- Jinjing Town Location in Hunan
- Coordinates: 28°31′35″N 113°22′32″E﻿ / ﻿28.5265°N 113.3755°E
- Country: China
- Province: Hunan
- Prefecture-level city: Changsha
- County: Changsha

Area
- • Total: 144 km^{2} (56 sq mi)

Population (2000)
- • Total: 41,900
- • Density: 291/km^{2} (754/sq mi)
- Time zone: UTC+8 (China Standard)

= Jinjing, Changsha =

Jinjing Town (金井镇), a town in Changsha County, Hunan Province, China, administers two communities and 14 villages with the Koganei Community the center of government. The name Jinjing means "golden well", and derives from a well that provided drinking water for the entire town for hundreds of years. The well is now preserved by the local people; the water supply function has come to an end because the lifestyle of the local people has changed. Near the well and the old town center a Buddhist temple called Jiuxisi Temple (Stream of Nine Turnings) overlooks the old town site. Recorded as having been built at the beginning of the Tang dynasty, the supervisor of construction work for developing the well site was well-known general Yu-chi Gong; this provides proof that Jinjing Town was already an important town at the time. Shuangjiang town merged to Jinjing on November 19, 2015.

==Tiger Breeding Center==
Sanzhen Tiger Park, a Manchurian tiger breeding center, one of the three such breeding centers in China, attracts many visitors who can tour the site after gaining the permission of local site managers. The park attracts many tourists and has developed into a leading center for tiger breeding. Jinjing was selected to be the home of the creature in the natural environment in the tea plantations.

==Tea production==
The high quality organic green tea produced in Jinjing is widely sold in the United States, Japan, and Europe.
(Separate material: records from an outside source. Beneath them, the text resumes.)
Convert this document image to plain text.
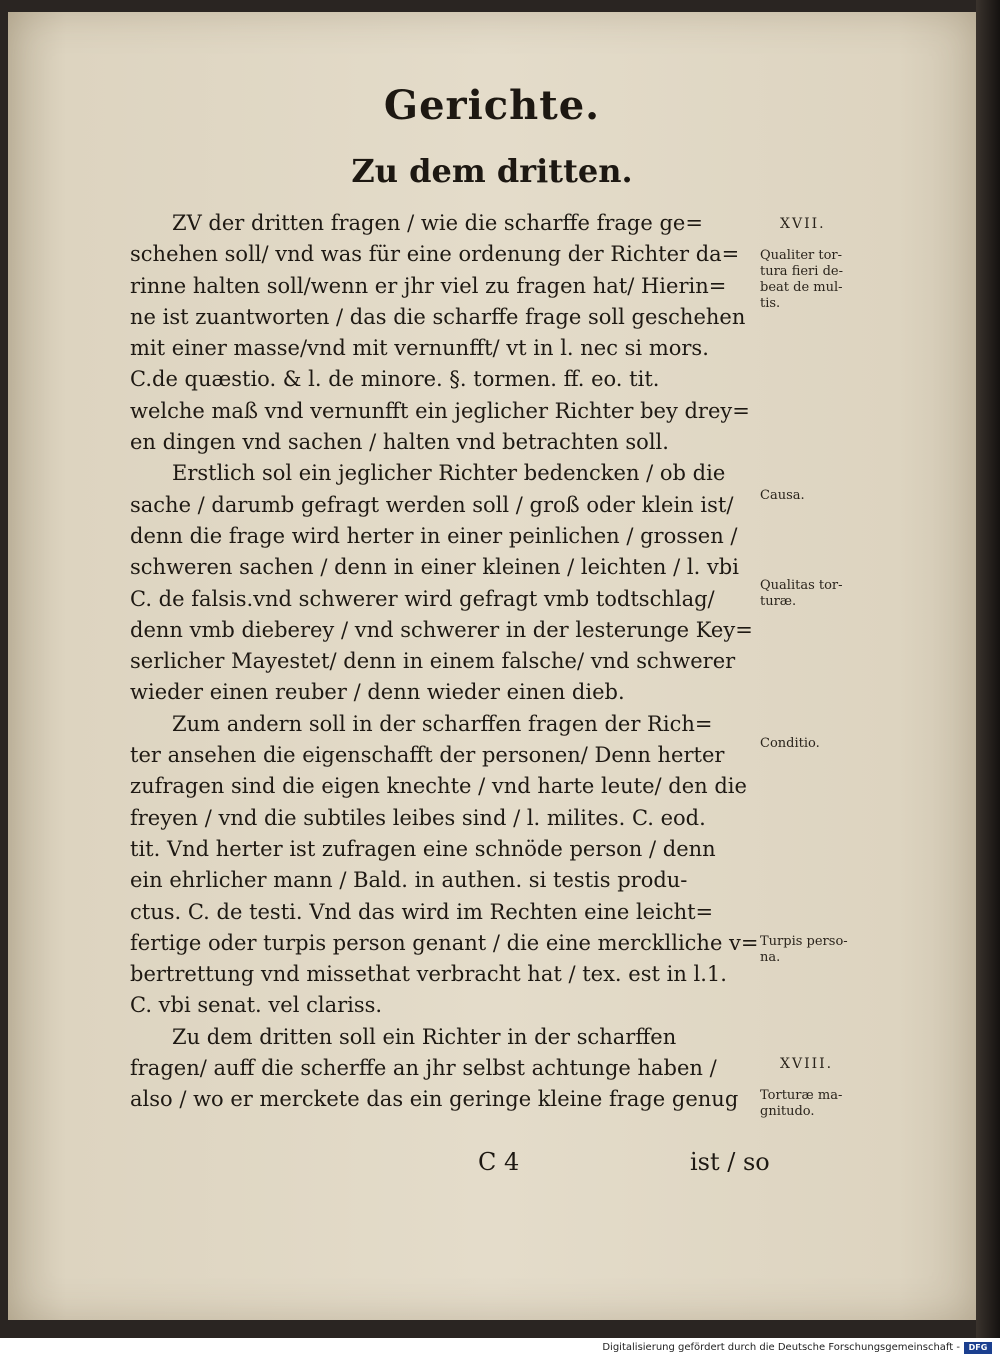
Gerichte.
Zu dem dritten.
ZV der dritten fragen / wie die scharffe frage ge=
schehen soll/ vnd was für eine ordenung der Richter da=
rinne halten soll/wenn er jhr viel zu fragen hat/ Hierin=
ne ist zuantworten / das die scharffe frage soll geschehen
mit einer masse/vnd mit vernunfft/ vt in l. nec si mors.
C.de quæstio. & l. de minore. §. tormen. ff. eo. tit.
welche maß vnd vernunfft ein jeglicher Richter bey drey=
en dingen vnd sachen / halten vnd betrachten soll.
Erstlich sol ein jeglicher Richter bedencken / ob die
sache / darumb gefragt werden soll / groß oder klein ist/
denn die frage wird herter in einer peinlichen / grossen /
schweren sachen / denn in einer kleinen / leichten / l. vbi
C. de falsis.vnd schwerer wird gefragt vmb todtschlag/
denn vmb dieberey / vnd schwerer in der lesterunge Key=
serlicher Mayestet/ denn in einem falsche/ vnd schwerer
wieder einen reuber / denn wieder einen dieb.
Zum andern soll in der scharffen fragen der Rich=
ter ansehen die eigenschafft der personen/ Denn herter
zufragen sind die eigen knechte / vnd harte leute/ den die
freyen / vnd die subtiles leibes sind / l. milites. C. eod.
tit. Vnd herter ist zufragen eine schnöde person / denn
ein ehrlicher mann / Bald. in authen. si testis produ-
ctus. C. de testi. Vnd das wird im Rechten eine leicht=
fertige oder turpis person genant / die eine mercklliche v=
bertrettung vnd missethat verbracht hat / tex. est in l.1.
C. vbi senat. vel clariss.
Zu dem dritten soll ein Richter in der scharffen
fragen/ auff die scherffe an jhr selbst achtunge haben /
also / wo er merckete das ein geringe kleine frage genug

XVII.

Qualiter tor-
tura fieri de-
beat de mul-
tis.

Causa.

Qualitas tor-
turæ.

Conditio.

Turpis perso-
na.

XVIII.

Torturæ ma-
gnitudo.

C 4	ist / so
Digitalisierung gefördert durch die Deutsche Forschungsgemeinschaft -	DFG
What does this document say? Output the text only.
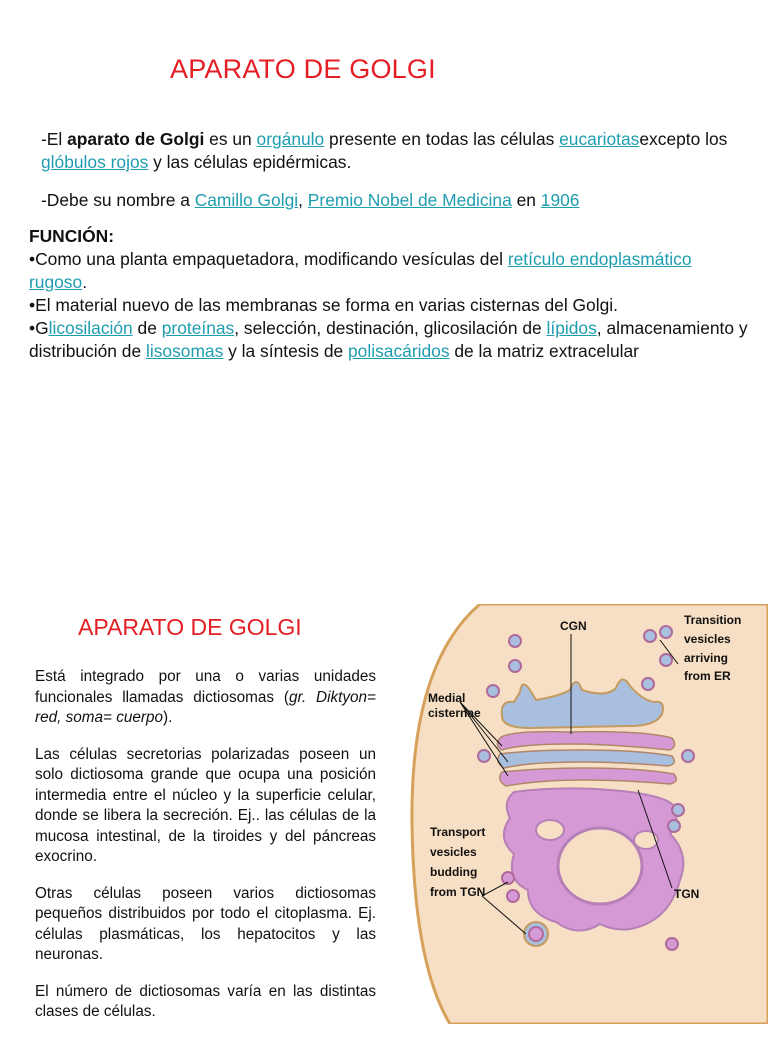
APARATO DE GOLGI

-El aparato de Golgi es un orgánulo presente en todas las células eucariotasexcepto los glóbulos rojos y las células epidérmicas.

-Debe su nombre a Camillo Golgi, Premio Nobel de Medicina en 1906

FUNCIÓN:
•Como una planta empaquetadora, modificando vesículas del retículo endoplasmático rugoso.
•El material nuevo de las membranas se forma en varias cisternas del Golgi.
•Glicosilación de proteínas, selección, destinación, glicosilación de lípidos, almacenamiento y distribución de lisosomas y la síntesis de polisacáridos de la matriz extracelular
APARATO DE GOLGI

Está integrado por una o varias unidades funcionales llamadas dictiosomas (gr. Diktyon= red, soma= cuerpo).

Las células secretorias polarizadas poseen un solo dictiosoma grande que ocupa una posición intermedia entre el núcleo y la superficie celular, donde se libera la secreción. Ej.. las células de la mucosa intestinal, de la tiroides y del páncreas exocrino.

Otras células poseen varios dictiosomas pequeños distribuidos por todo el citoplasma. Ej. células plasmáticas, los hepatocitos y las neuronas.

El número de dictiosomas varía en las distintas clases de células.

CGN
TGN
Medial
cisternae
Transition
vesicles
arriving
from ER
Transport
vesicles
budding
from TGN
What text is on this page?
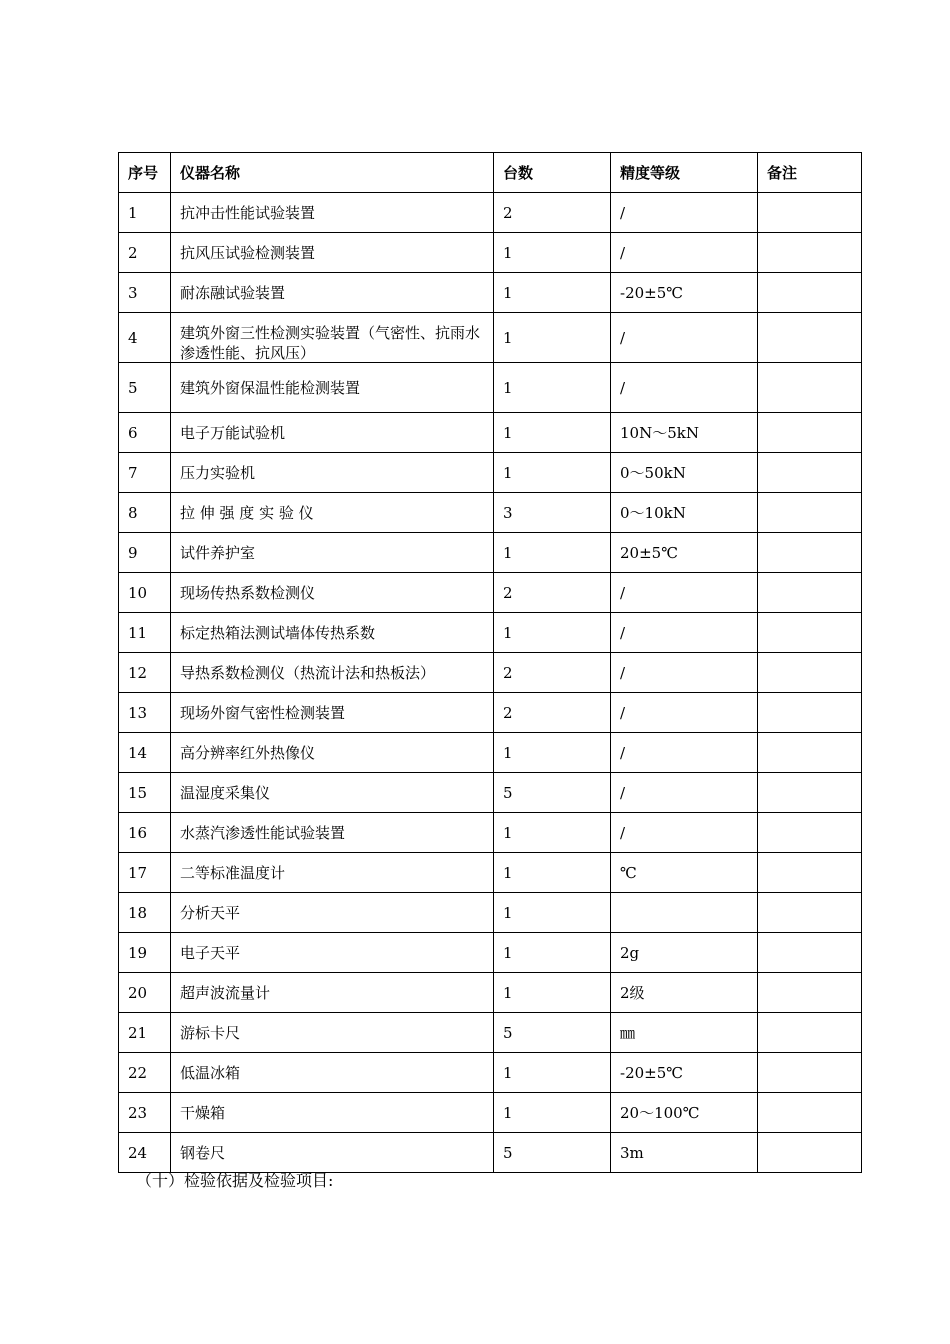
序号	仪器名称	台数	精度等级	备注
1	抗冲击性能试验装置	2	/	
2	抗风压试验检测装置	1	/	
3	耐冻融试验装置	1	-20±5℃	
4	建筑外窗三性检测实验装置（气密性、抗雨水渗透性能、抗风压）	1	/	
5	建筑外窗保温性能检测装置	1	/	
6	电子万能试验机	1	10N～5kN	
7	压力实验机	1	0～50kN	
8	拉 伸 强 度 实 验 仪	3	0～10kN	
9	试件养护室	1	20±5℃	
10	现场传热系数检测仪	2	/	
11	标定热箱法测试墙体传热系数	1	/	
12	导热系数检测仪（热流计法和热板法）	2	/	
13	现场外窗气密性检测装置	2	/	
14	高分辨率红外热像仪	1	/	
15	温湿度采集仪	5	/	
16	水蒸汽渗透性能试验装置	1	/	
17	二等标准温度计	1	℃	
18	分析天平	1		
19	电子天平	1	2g	
20	超声波流量计	1	2级	
21	游标卡尺	5	㎜	
22	低温冰箱	1	-20±5℃	
23	干燥箱	1	20～100℃	
24	钢卷尺	5	3m	
（十）检验依据及检验项目:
The mountains surrounding Jinjing not only create a fine climate for growing high quality tea, but also make it possible to build water reservoirs which provide water for the growing population of the county and the nearby city of Changsha.

The tea plantations, lakes, tigers and organic farms of Jinjing attract tourists from across the nation and even the world. The county and Changsha are also investing in the tourism industry in the northern part of Hunan Province, with Jinjing Town located at this tourist hub.

==Access==
From Changsha airport to Jinjing takes one hour by car and around the 70 minutes from the city centre depending on traffic conditions. A few hotels, including Julian's Country Inn, offer free transportation for passengers from the airport.